Decreased abundance of herbivorous organisms on the reef corals and fleshy macro-algae are engulfed in fierce competition for space on Roatan's coral reef. Further, the presence (or absence) of herbivores eating the macro-algae can tip the scale to one side or the other. Sea urchins and fish (parrot and surgeon) are the two most important groups of reef herbivores. These fish control the abundance and composition of both coral and algae species - especially the largest macro-algae that compete directly with corals for space. Sea urchins (Diadema antillarum) are perhaps the most important herbivores in Caribbean reefs, regarding their influence on the structure and composition of the coral reef. Their presence in a moderate amount contributes to low levels of large algae, relatively few algal blooms and high levels of coralline algae - conditions that encourage coral recruitment and more abundant living coral cover. The widespread mortality of marocurridae in 1983 throughout the Caribbean coincided with a dramatic and rapid increase in macrophyte coverage in many of the reefs. 
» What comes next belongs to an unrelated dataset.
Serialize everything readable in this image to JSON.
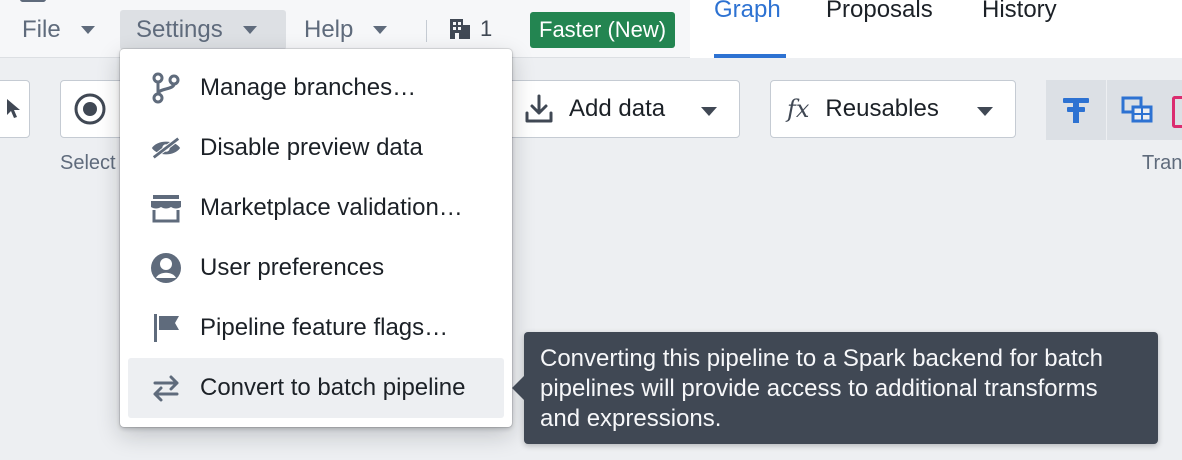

Herbivorous fish such as parrotfish (Scaridae) and surgeon (Acanthuridae) are also important to maintain the health of the reef ecosystem as they reduce the macroalgae that invade the corals and help to create an appropriate substrate for the recruitment of new corals. However, these specimens are easy prey for fishermen. 


Unsustainable fishing practices, such as over-fishing and illegal fishing are very serious threats. The greatest danger is the species that are the percoid fishes (Serranidae), snappers (Lutjianidae), the snail (Strombus gigas) and lobster (Panulirus argus). Overfishing directly affects fish stocks and larger individuals, thus reducing spawning capacity and recruitment of larvae. Box and Bonilla (2008) found that in the case of the Nassau grouper (Epinephelus striatus), the species has been decreasing in numbers due to commercial and artisanal fishing practices in Honduras. Likewise, there has been a historic decline in lobster populations (P. argus) as fishermen were harvesting and selling specimens with tails smaller than 14 cm. Throughout the region, there was a high catch rate of small lobsters. These practices have long been improved, but constant education and supervision are required to ensure lobster sales continue to meet international trade standards.